The GSA parent Act however insists that any such charge to be levied on ship owners or their agents must be “for a service it renders to shippers, shipping agents and ship owners.”
Worse still the levy so charged under the Regulations is shared by the GSA with the GMA. According to the Regulations, the GSA “shall remit to the Ghana Maritime Authority fifty per cent of the total annual service charges received by the Authority.”
This is most strange in that the parent Act did not authorise the collection of levies by the GSA for the benefit of the GMA.
Why is the GMA being paid a service charge for services ostensibly being provided by the GSA to ship owners and their agents?
Clearly, a compromise may have been reached between the GSA and GMA, both of whom may be claiming regulatory oversight over shipping companies or lines.
That apparent compromise over maritime turf control may very well have compromised the authority of both the GSA and the GMA in this matter.
The shippers who petitioned the Minister of Transport instead of seeking the enforcement of GSA Regulations, may have made that choice because they lacked confidence in the GSA’s capacity to enforce the law against the ship owners and their agents from whom the GSA is enjoying levies.
The Minister’s circumvention of the GSA law and choice of the GMA as regulator may also have been informed by similar concerns; the GSA could not possibly be expected to impartially enforce the law or regulate ship owners and their agents from whom the GSA was benefiting financially.
But the position of the GMA is no better in that regard. It is difficult to see how the GMA could regulate effectively shipping line charges when it is receiving enormous amounts from the ship owners by way of its entitlement to the levies charged ship owners under the GSA Regulations for literally no corresponding work done.
Clearly, the Minister having been placed between a rock and a hard place, chose the hard place.
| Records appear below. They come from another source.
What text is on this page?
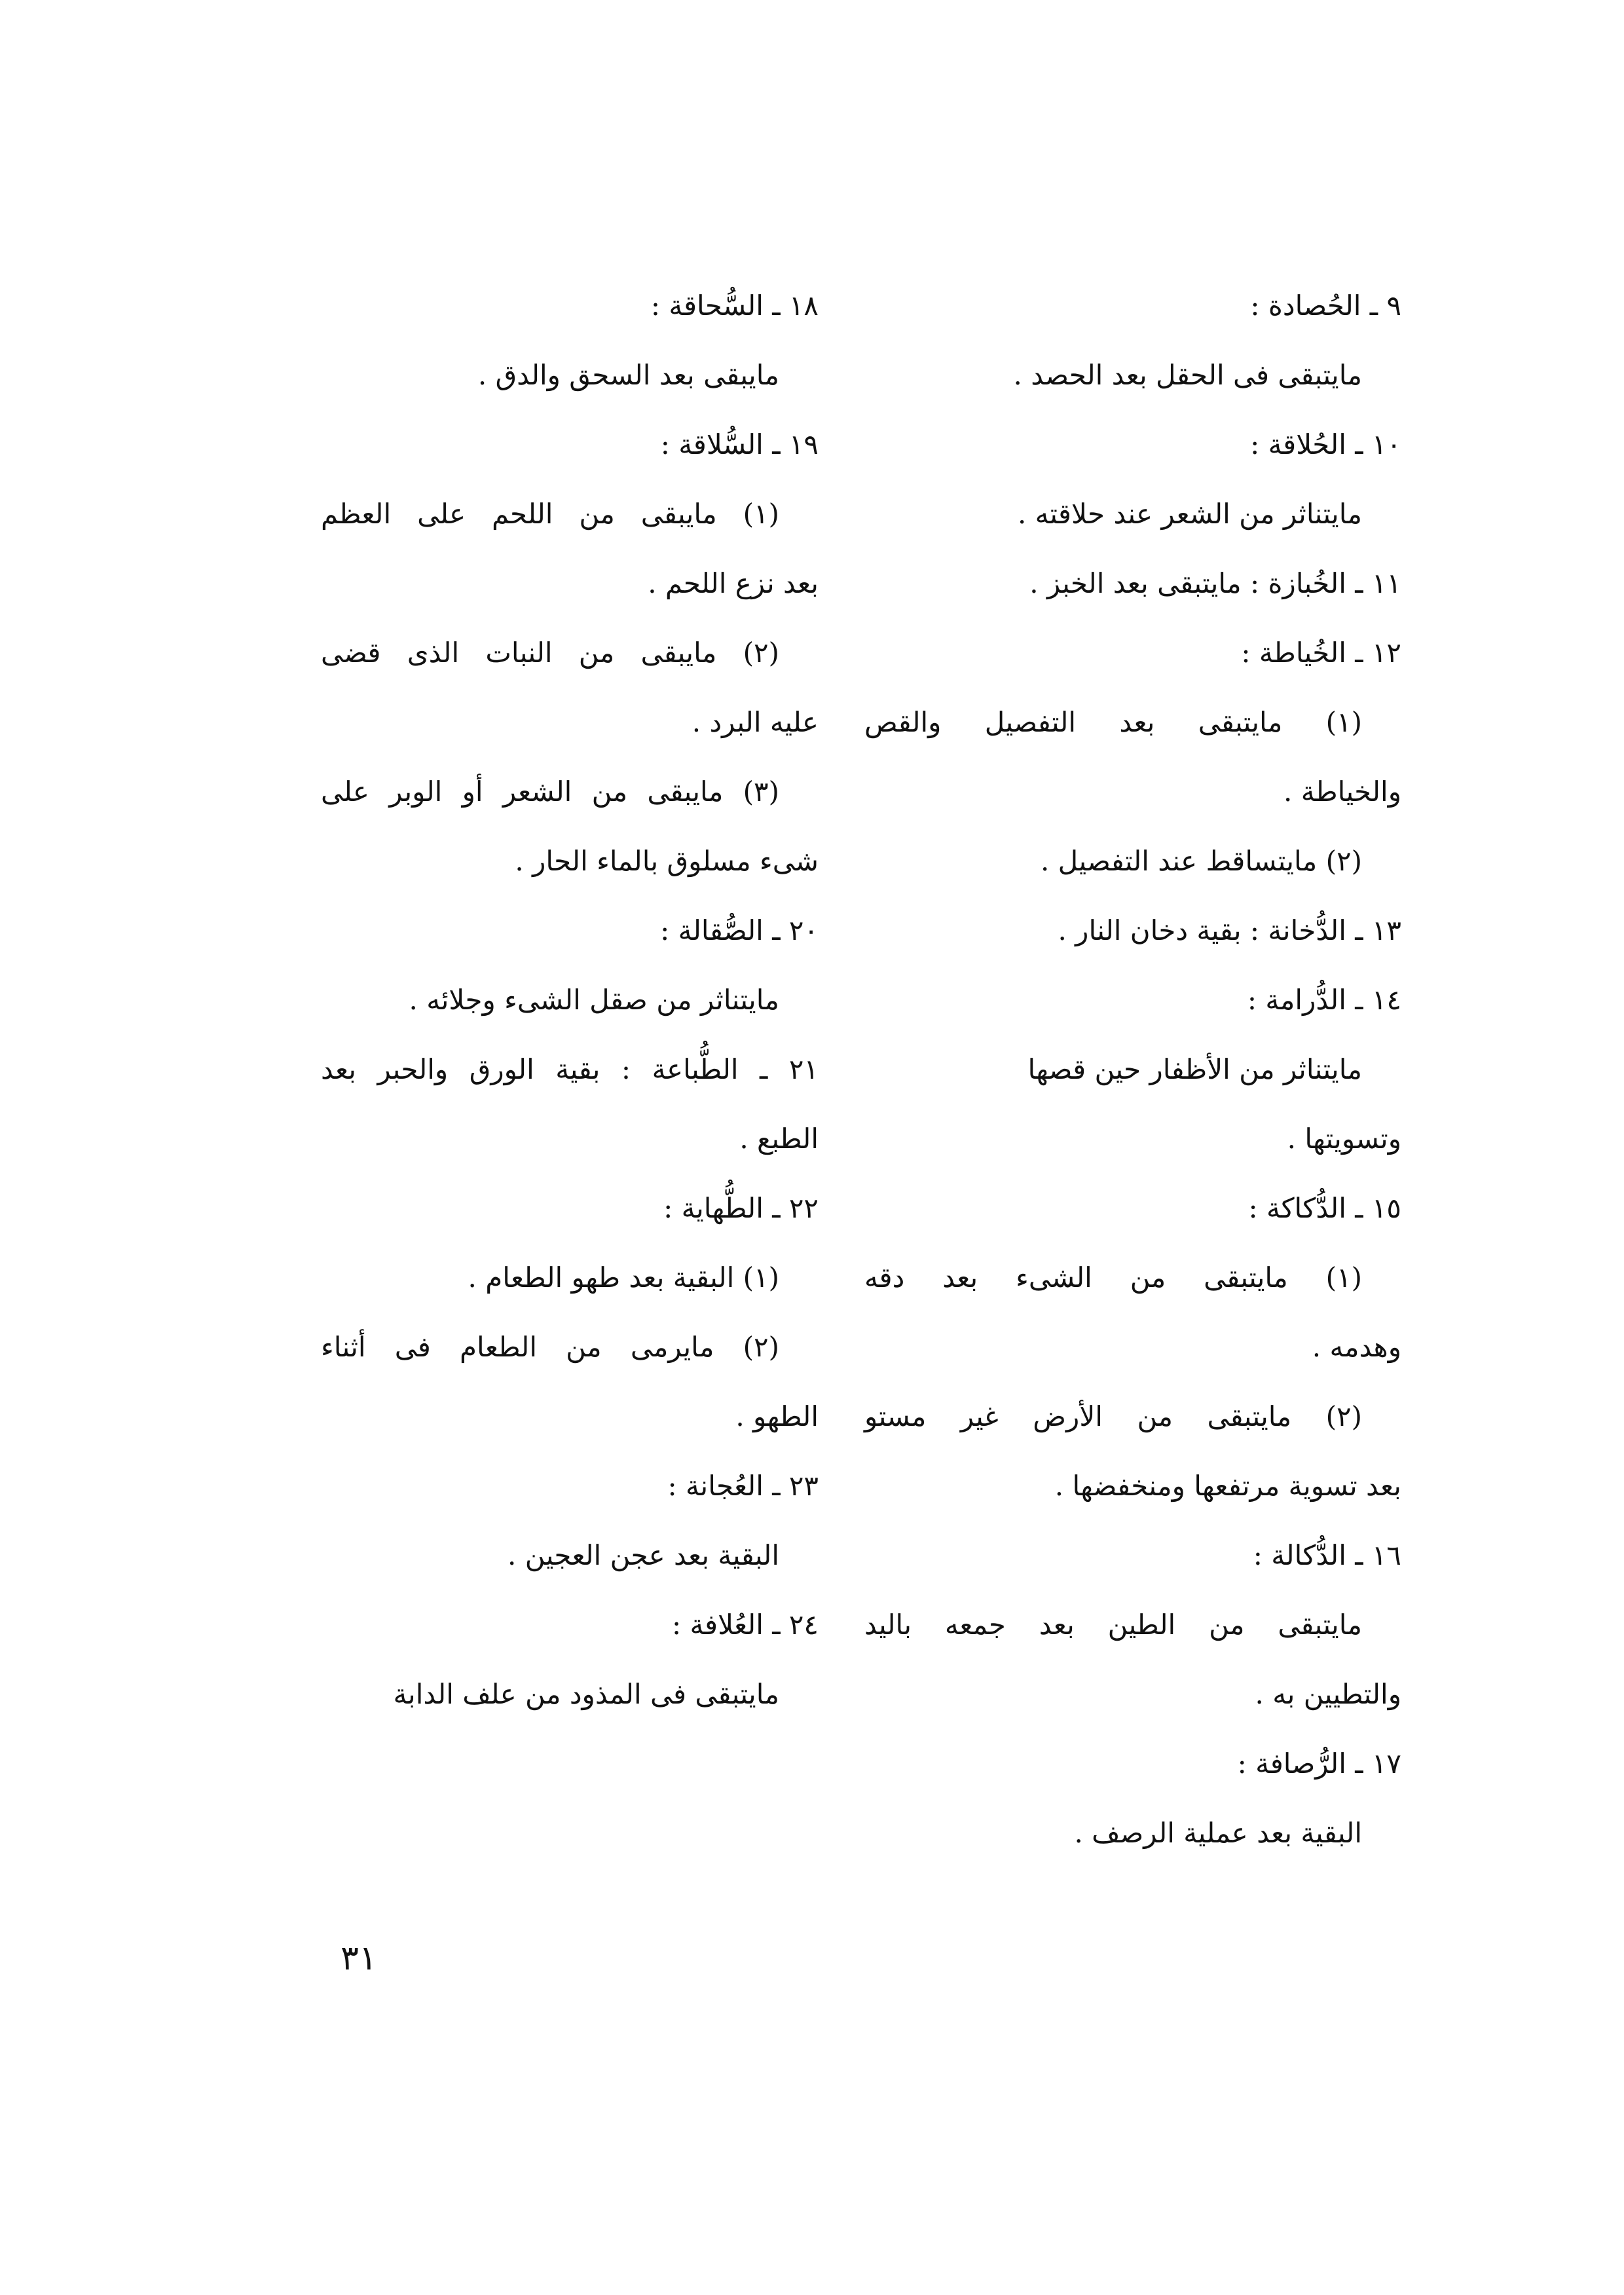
٩ ـ الحُصادة :

مايتبقى فى الحقل بعد الحصد .

١٠ ـ الحُلاقة :

مايتناثر من الشعر عند حلاقته .

١١ ـ الخُبازة : مايتبقى بعد الخبز .

١٢ ـ الخُياطة :

(١) مايتبقى بعد التفصيل والقص

والخياطة .

(٢) مايتساقط عند التفصيل .

١٣ ـ الدُّخانة : بقية دخان النار .

١٤ ـ الدُّرامة :

مايتناثر من الأظفار حين قصها

وتسويتها .

١٥ ـ الدُّكاكة :

(١) مايتبقى من الشىء بعد دقه

وهدمه .

(٢) مايتبقى من الأرض غير مستو

بعد تسوية مرتفعها ومنخفضها .

١٦ ـ الدُّكالة :

مايتبقى من الطين بعد جمعه باليد

والتطيين به .

١٧ ـ الرُّصافة :

البقية بعد عملية الرصف .

١٨ ـ السُّحاقة :

مايبقى بعد السحق والدق .

١٩ ـ السُّلاقة :

(١) مايبقى من اللحم على العظم

بعد نزع اللحم .

(٢) مايبقى من النبات الذى قضى

عليه البرد .

(٣) مايبقى من الشعر أو الوبر على

شىء مسلوق بالماء الحار .

٢٠ ـ الصُّقالة :

مايتناثر من صقل الشىء وجلائه .

٢١ ـ الطُّباعة : بقية الورق والحبر بعد

الطبع .

٢٢ ـ الطُّهاية :

(١) البقية بعد طهو الطعام .

(٢) مايرمى من الطعام فى أثناء

الطهو .

٢٣ ـ العُجانة :

البقية بعد عجن العجين .

٢٤ ـ العُلافة :

مايتبقى فى المذود من علف الدابة

٣١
But in making that choice he appears to be circumventing his own law.
Better to subject the law to judicial review in order to obtain clarity and achieve certainty of outcome in the application of the law.
The author, Stanley R. K. Ahorlu is a maritime lawyer and entrepreneur with business interests in the maritime sector.
He is the Founding Partner of Amitlaw Consult, a firm providing maritime and international trade advisory in Tema, Ghana.